Williams is making an annual habit of playing well in the postseason against the Rockets. Last year, he had a breakout series against Houston in his first-ever playoff appearance, averaging 16.3 points, 8.4 assists and 5.0 rebounds in the Jazz's seven-game series victory. He's averaging 23.3 points and nine assists so far this series.

The Rockets, however, did a good job of containing him in the second half, when they doubled up on him.

"We got a little flustered," he said. "Things kind of broke down for us and we weren't able to get it into (Carlos Boozer) a lot of that fourth quarter and that's on me."

But Utah's playmaker showed his poise down the stretch after the Rockets ripped off a 10-point run to go ahead 93-86 with 1:42 left. With no signs of panic, Williams found Kyle Korver and Mehmet Okur open for 3-point shots on consecutive possessions to get the Jazz within one with 37.4 seconds remaining.

Williams then got the ball back in his hands at the top of the key with time running out after the initial play broke down. He then burst toward the bucket and floated up what would have been his exclamation point before Landry got in his way.
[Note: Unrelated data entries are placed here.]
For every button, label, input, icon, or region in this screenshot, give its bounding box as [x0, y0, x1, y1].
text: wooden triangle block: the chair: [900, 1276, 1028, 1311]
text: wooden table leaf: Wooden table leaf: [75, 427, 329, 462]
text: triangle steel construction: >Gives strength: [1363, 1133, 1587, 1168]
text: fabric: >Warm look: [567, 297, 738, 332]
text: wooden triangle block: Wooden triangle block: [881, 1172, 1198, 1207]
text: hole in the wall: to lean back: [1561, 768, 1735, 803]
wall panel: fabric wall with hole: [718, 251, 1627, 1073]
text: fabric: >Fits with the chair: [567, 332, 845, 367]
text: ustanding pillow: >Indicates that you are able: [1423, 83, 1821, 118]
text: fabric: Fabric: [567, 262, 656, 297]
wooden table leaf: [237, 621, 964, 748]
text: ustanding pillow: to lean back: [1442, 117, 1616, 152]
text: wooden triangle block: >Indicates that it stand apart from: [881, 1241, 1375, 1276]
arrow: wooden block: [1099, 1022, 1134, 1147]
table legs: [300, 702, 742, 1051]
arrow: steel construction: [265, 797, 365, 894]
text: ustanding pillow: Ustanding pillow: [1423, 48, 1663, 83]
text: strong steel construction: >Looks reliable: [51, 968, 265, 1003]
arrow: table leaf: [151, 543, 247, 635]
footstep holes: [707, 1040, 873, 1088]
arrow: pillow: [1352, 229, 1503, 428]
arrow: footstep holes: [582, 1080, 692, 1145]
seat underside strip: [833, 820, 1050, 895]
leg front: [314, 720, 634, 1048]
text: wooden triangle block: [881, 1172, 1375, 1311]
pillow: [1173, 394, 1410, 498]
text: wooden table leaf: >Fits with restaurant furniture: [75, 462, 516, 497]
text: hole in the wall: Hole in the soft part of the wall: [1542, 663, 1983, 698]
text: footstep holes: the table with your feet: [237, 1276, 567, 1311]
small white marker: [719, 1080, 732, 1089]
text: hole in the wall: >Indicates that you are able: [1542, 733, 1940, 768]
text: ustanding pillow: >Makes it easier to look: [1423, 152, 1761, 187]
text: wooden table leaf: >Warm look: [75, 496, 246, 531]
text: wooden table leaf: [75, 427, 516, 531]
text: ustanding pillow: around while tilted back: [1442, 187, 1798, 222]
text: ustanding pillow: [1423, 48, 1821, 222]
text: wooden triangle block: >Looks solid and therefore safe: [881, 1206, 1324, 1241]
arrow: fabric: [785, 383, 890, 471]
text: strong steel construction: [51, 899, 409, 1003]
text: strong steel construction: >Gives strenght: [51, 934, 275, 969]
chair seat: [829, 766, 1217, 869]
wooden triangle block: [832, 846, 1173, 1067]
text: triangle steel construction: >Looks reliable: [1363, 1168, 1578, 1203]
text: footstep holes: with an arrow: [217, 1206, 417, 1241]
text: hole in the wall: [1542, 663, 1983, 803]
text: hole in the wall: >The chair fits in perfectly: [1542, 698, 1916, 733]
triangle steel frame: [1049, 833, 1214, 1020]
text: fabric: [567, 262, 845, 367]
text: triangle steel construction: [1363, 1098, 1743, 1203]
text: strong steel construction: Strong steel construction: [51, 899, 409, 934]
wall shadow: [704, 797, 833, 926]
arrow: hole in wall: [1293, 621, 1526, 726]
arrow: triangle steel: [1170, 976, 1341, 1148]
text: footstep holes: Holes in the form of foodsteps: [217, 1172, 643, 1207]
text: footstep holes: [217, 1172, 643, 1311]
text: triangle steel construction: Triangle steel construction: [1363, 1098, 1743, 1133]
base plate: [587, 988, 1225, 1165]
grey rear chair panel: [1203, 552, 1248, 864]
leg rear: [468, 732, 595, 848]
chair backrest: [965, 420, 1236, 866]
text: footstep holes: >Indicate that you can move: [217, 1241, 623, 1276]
On the defensive end, Williams had his hands full with the quick Rafer Alston. The Rockets' starting point guard rejoined the team after missing the first two games in Houston with hamstring issues. While Williams went off for the Jazz, Alston gave the Rockets a much-needed offensive boost with 20 points, including four 3-pointers, and five assists.

"Skip (Alston) came in and did a great job for them and hit some big shots," Williams said. "Just a great team victory for them.